続いて俺はステータスを確認して、どれだけMPが消費したかを確認する。
―――
伊織修 Lv113 人間
称号【名を冠する者を撃破せし者】
HP32500/32500
MP825/860
SP730
STR135
VIT140
DEX130
AGI150
INT145
エクストラスキル スキル貸与
スキル 鑑定 万能翻訳 空間転移魔法 認識阻害魔法 アイテムボックス 氷結魔法 治癒魔法 風魔法 水魔法 追跡・探知魔法
身体強化 身体強化(中) ディスペル マジックカウンター
―――
『鑑定』で10、『水魔法』で5消費していたから、『ディスペル』の必要MPは20といったところか。
なら次は。
「……ふっ」
今度はMPを50ほど使って巨大な水珠を出現させると、それに対して『ディスペル』を発動する。

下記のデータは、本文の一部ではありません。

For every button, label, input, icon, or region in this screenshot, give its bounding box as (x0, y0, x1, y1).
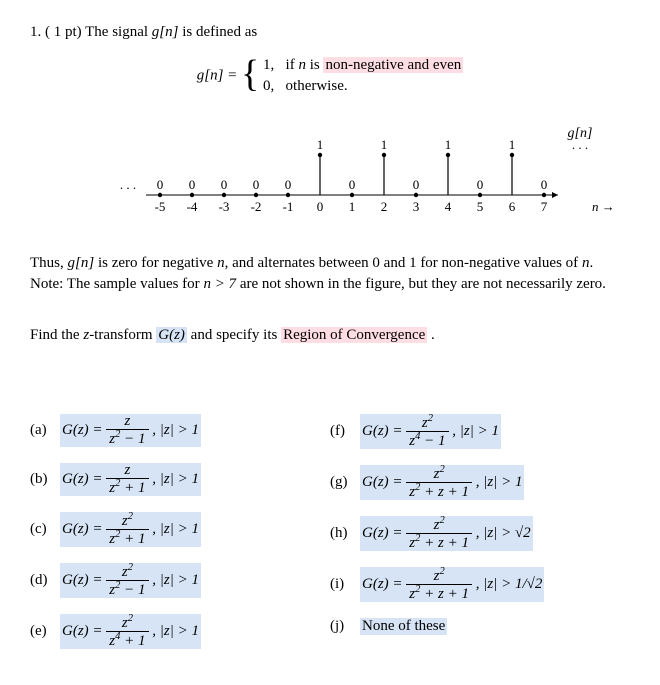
choice-label: (e) (30, 623, 60, 640)
choice-g: (g)G(z) = z2z2 + z + 1 , |z| > 1 (330, 465, 630, 500)
svg-text:0: 0 (317, 199, 324, 214)
svg-text:6: 6 (509, 199, 516, 214)
choice-eq: G(z) = z2z2 + z + 1 , |z| > 1/√2 (360, 567, 544, 602)
svg-text:1: 1 (349, 199, 356, 214)
roc-hl: Region of Convergence (281, 327, 427, 343)
choice-eq: G(z) = zz2 − 1 , |z| > 1 (60, 414, 201, 447)
svg-text:1: 1 (509, 137, 516, 152)
svg-text:1: 1 (317, 137, 324, 152)
svg-text:0: 0 (221, 177, 228, 192)
choice-i: (i)G(z) = z2z2 + z + 1 , |z| > 1/√2 (330, 567, 630, 602)
choice-label: (a) (30, 422, 60, 439)
svg-text:2: 2 (381, 199, 388, 214)
choice-label: (f) (330, 423, 360, 440)
svg-text:0: 0 (157, 177, 164, 192)
problem-number: 1. ( 1 pt) The signal (30, 24, 152, 40)
task-line: Find the z-transform G(z) and specify it… (30, 327, 630, 344)
choice-label: (j) (330, 618, 360, 635)
choice-label: (h) (330, 525, 360, 542)
case1-n: n (298, 57, 306, 73)
defined-as: is defined as (178, 24, 257, 40)
choice-label: (d) (30, 572, 60, 589)
choice-eq: G(z) = z2z2 − 1 , |z| > 1 (60, 563, 201, 598)
svg-text:0: 0 (541, 177, 548, 192)
svg-text:n →: n → (592, 199, 615, 214)
svg-text:0: 0 (285, 177, 292, 192)
choice-label: (b) (30, 471, 60, 488)
svg-text:0: 0 (413, 177, 420, 192)
svg-text:-1: -1 (283, 199, 294, 214)
svg-text:-3: -3 (219, 199, 230, 214)
cases: 1, if n is non-negative and even 0, othe… (263, 55, 463, 97)
case1-val: 1, (263, 57, 274, 73)
svg-text:0: 0 (253, 177, 260, 192)
choice-label: (i) (330, 576, 360, 593)
svg-text:3: 3 (413, 199, 420, 214)
choices-left-col: (a)G(z) = zz2 − 1 , |z| > 1(b)G(z) = zz2… (30, 398, 330, 665)
choice-b: (b)G(z) = zz2 + 1 , |z| > 1 (30, 463, 330, 496)
svg-text:-2: -2 (251, 199, 262, 214)
svg-text:1: 1 (445, 137, 452, 152)
choice-label: (c) (30, 521, 60, 538)
choice-d: (d)G(z) = z2z2 − 1 , |z| > 1 (30, 563, 330, 598)
svg-text:-5: -5 (155, 199, 166, 214)
choice-eq: G(z) = z2z2 + 1 , |z| > 1 (60, 512, 201, 547)
explain-line2: Note: The sample values for n > 7 are no… (30, 276, 630, 293)
gz-hl: G(z) (156, 327, 187, 343)
answer-choices: (a)G(z) = zz2 − 1 , |z| > 1(b)G(z) = zz2… (30, 398, 630, 665)
svg-text:g[n]: g[n] (568, 126, 593, 141)
choice-label: (g) (330, 474, 360, 491)
case2-cond: otherwise. (286, 78, 348, 94)
problem-header: 1. ( 1 pt) The signal g[n] is defined as (30, 24, 630, 41)
svg-text:1: 1 (381, 137, 388, 152)
case1-hl: non-negative and even (323, 57, 463, 73)
svg-text:-4: -4 (187, 199, 198, 214)
explain-line1: Thus, g[n] is zero for negative n, and a… (30, 255, 630, 272)
svg-text:4: 4 (445, 199, 452, 214)
choice-text: None of these (360, 618, 447, 635)
choices-right-col: (f)G(z) = z2z4 − 1 , |z| > 1(g)G(z) = z2… (330, 398, 630, 665)
choice-eq: G(z) = zz2 + 1 , |z| > 1 (60, 463, 201, 496)
case2-val: 0, (263, 78, 274, 94)
signal-name: g[n] (152, 24, 179, 40)
definition-equation: g[n] = { 1, if n is non-negative and eve… (30, 55, 630, 99)
svg-text:0: 0 (349, 177, 356, 192)
svg-text:0: 0 (189, 177, 196, 192)
case1-pre: if (286, 57, 299, 73)
svg-text:7: 7 (541, 199, 548, 214)
choice-eq: G(z) = z2z4 + 1 , |z| > 1 (60, 614, 201, 649)
choice-a: (a)G(z) = zz2 − 1 , |z| > 1 (30, 414, 330, 447)
choice-j: (j)None of these (330, 618, 630, 635)
svg-text:5: 5 (477, 199, 484, 214)
case1-is: is (306, 57, 324, 73)
brace: { (241, 55, 259, 93)
stem-plot: -5-4-3-2-1012345670000000001111. . .. . … (30, 117, 630, 237)
choice-eq: G(z) = z2z2 + z + 1 , |z| > 1 (360, 465, 524, 500)
choice-f: (f)G(z) = z2z4 − 1 , |z| > 1 (330, 414, 630, 449)
choice-eq: G(z) = z2z4 − 1 , |z| > 1 (360, 414, 501, 449)
choice-h: (h)G(z) = z2z2 + z + 1 , |z| > √2 (330, 516, 630, 551)
choice-c: (c)G(z) = z2z2 + 1 , |z| > 1 (30, 512, 330, 547)
eq-lhs: g[n] = (197, 67, 241, 83)
choice-e: (e)G(z) = z2z4 + 1 , |z| > 1 (30, 614, 330, 649)
svg-text:0: 0 (477, 177, 484, 192)
choice-eq: G(z) = z2z2 + z + 1 , |z| > √2 (360, 516, 533, 551)
svg-text:. . .: . . . (120, 177, 136, 192)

俺の『ディスペル』のスキルレベルはまだたったの1だ。もしかすると規模が大きい魔法は無効できないかもしれない。
それを確認するための検証だったが。
「……消えたな」
巨大な水珠は先ほどと同じようにあっさりと霧散する。
ということはこの『ディスペル』はスキルレベル1の段階でどんな魔法や能力も無効化できるのか。
ならスキルレベルを上げることで一体何が出来るようになるんだ?
「……こっちも確かめてみるか」
次に氷結魔法で小さな氷のボールを生成すると、それを風魔法で生成した小さな竜巻で浮かしてみる。
「『ディスペル』」
そして『ディスペル』を発動すると、氷のボールだけが消失して竜巻だけが残った。
「……」
もう一度同じようにスキルを発動させると、俺は竜巻の方へと意識を向けながら『ディスペル』を発動してみる。
すると今度は竜巻だけが消失し、氷のボールはそのまま床に落下した。
なるほど、今のスキルレベルだと同時に無効化できるのは1つまでなのか。
ま、これなら何とかなるだろう。
そう考えて俺はスマホのメッセージアプリを開くと、噂のグループチャットを恐る恐るタップする。
そして画面が指に触れたその瞬間、画面から紫色の魔方陣のようなものが出現し、そこから甘い香りの煙のようなものが噴き出た。
「『ディスペル』」
それを見て『ディスペル』のスキルを発動させると、噴出した煙は一瞬で消え、魔方陣自体も無色なものへと変わる。
とりあえずこれで『催眠魔術』の罠は何とか回避できた、と思いたい。
さて、次はこの魔方陣についてだな。
「『鑑定』」
―――
対象:催眠魔法
効果:チャットを閲覧した者を自動的にチャットを閲覧しているランダムな異性と交際していると思い込ませ、定期的に最寄りの『自動回収』と『記憶想起』の魔方陣がかけられた物品が設置された場所へ向かうように促す。
状態:スキルレベル6/10
補足:発動者は指定暴力団「山藤会」会長の永本進。
魔法の触媒には牛鬼の遺骸の一部が使われている。
―――
……山藤会、確か昨日のヤクザたちが所属していた暴力団がここだったはずだ。
そしてこの鑑定結果を見るにあのガラス瓶と似たようなものが複数あるようだな。
『プルルル』
そんな風に推察していると、久遠から着信が入る。
「もしもし?」
「突然すみません、久遠です。昨日のことについて少しお話したいことがありまして……今大丈夫ですか?」
「うん、大丈夫だよ。それで話したいことって」
「……その、昨日のことについて調べたいと思いまして。ご協力していただけないでしょうか?」
また凄いタイミングに電話をかけてきたな、と思いながら口を開く。